According to Barry Ritholtz in The Washington Post, Mr Read typically bought shares of companies that paid out regular dividends. He owned railroads, utility companies, banks, healthcare, telecom and consumer products. Those dividend cheques were then reinvested back into more shares of the same companies.
“The reinvested dividends allowed him to keep making regular purchases over time,” Mr Ritholtz wrote. “Mr Read was not an active trader — he was an active buyer. There is a very big difference.
“He owned 95 stocks, with many blue chips among them: Procter & Gamble, JPMorgan Chase, General Electric, Johnson & Johnson, Dow Chemical. He also owned consumer names such as JM Smucker and CVS Health. Like Warren Buffett, he avoided technology stocks and the hot stocks of the moment.
“He did not own a concentrated portfolio; instead, he had a diversified portfolio with lots of companies in many sectors. This diversification allowed him to spread the risk broadly. Even owning failures such as Lehman Brothers had only a modest impact on his returns.”
So many lessons for investors: start early, reinvest dividends, diversify, be patient and keep investing consistently regardless of market conditions.
Mr Read’s longevity certainly helped him to show the remarkable impact of compounding, which occurs when an investor earns not only interest, or growth, but also interest on interest.
Over time this can produce impressive results. For example, using an online compound interest calculator, you can see how investing $100 per month at a 7 per cent annualised rate of return — compounded annually — would grow.
After ten years, having put in $12,000, you would have an investment worth $16,580.
After 20 years, having put in a total of $24,000, your investment would be worth $49,195.
After 30 years, having put in $36,000, you would have $113,353.
After 40 years, having put in $48,000, you would have $239,562.
Not bad for a $100-a-month investment.
As time goes by, the benefits of compound interest accelerate. So at 20 years, you would have just about double the money you invested. But at 40 years you have five times your investment.
Of course, in reality stocks don’t grow at a steady 7 per cent per year. In 2008, the year of the global financial crisis, the S&P 500 index plunged 37 per cent. In the eight complete calendar years since then, the index has consistently finished in the green achieving average annualised growth of almost 15 per cent.
Name the man claimed to have said: “Compound interest is the eighth wonder of the world. He who understands it, earns it. He who doesn’t, pays it.”
Continuing to consistently invest through down markets allows investors to pick up securities at relatively low prices, driving gains later on.

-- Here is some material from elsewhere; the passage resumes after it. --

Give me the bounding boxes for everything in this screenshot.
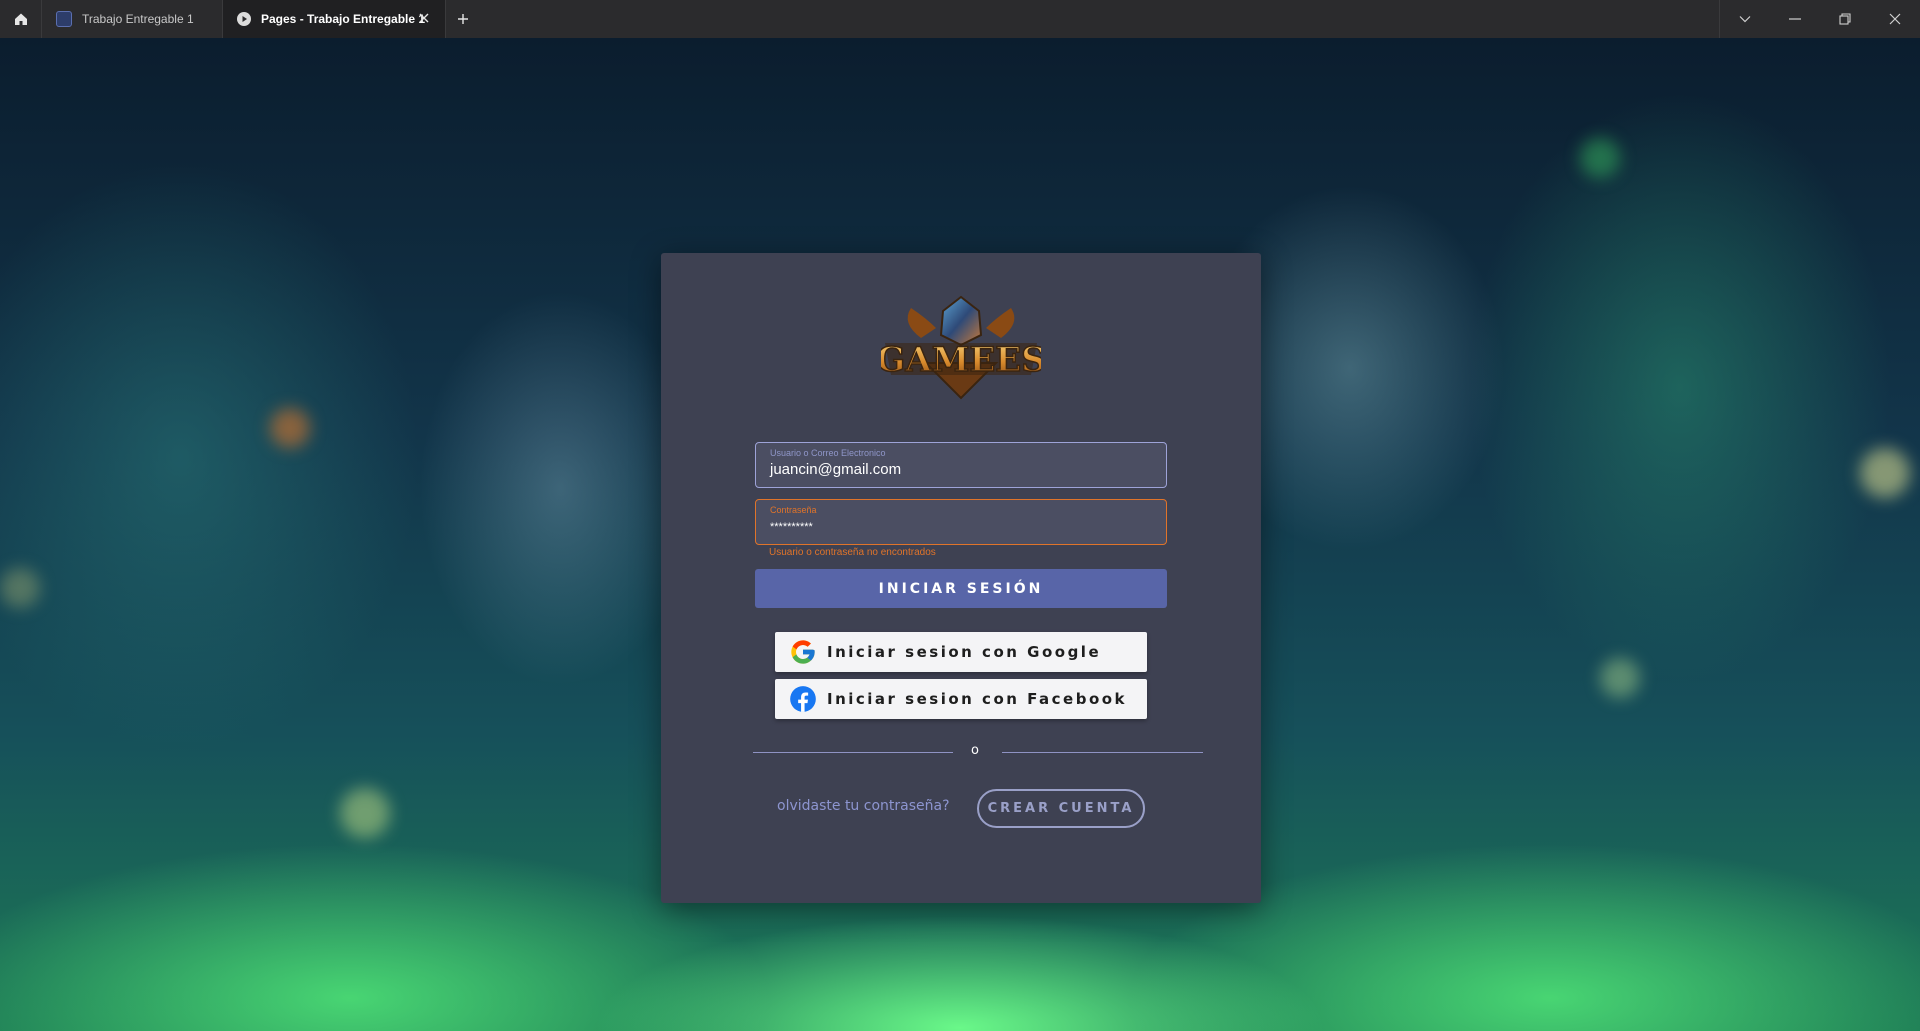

Most investment professionals will tell you that trying to time the market is a mug’s game.
Dividend reinvestment can reinforce compound interest gains, especially when applied to stocks whose dividend payouts grow over time.
Many companies listed on the BSX pay out dividends. BF&M, for example, whose share price yesterday closed at $19.50, pays out a dividend of 22 cents per quarter, representing an annualised yield of about 4.5 per cent.
If the price of the stock and the dividend remained constant, then after ten years a $1,950 investment in 100 BF&M shares would grow into a $3,050 holding of 156 shares — a return of 56.4 per cent or an annual gain of 5.64 per cent.
After 20 years, you would have nearly 245 shares worth $4,772.19, for an annualised gain of 7.24 per cent.
Without reinvesting the dividends, you would have the 100 shares you originally invested in, plus $1,760 in cash from the quarterly payouts over the years — a total value of $3,710 — an annualised gain of 4.5 per cent, a marked underperformance against the dividend reinvestment strategy.
This is an unrealistic scenario, of course, as in reality, one would hope that BF&M’s share price and dividend payout would increase over time, creating more attractive returns.
Mr Read was reportedly an extremely frugal man, who never saw the need to dip into his investments. While his example is one that few people of modest means could mimic, it is a real-life example of what good investing habits can achieve.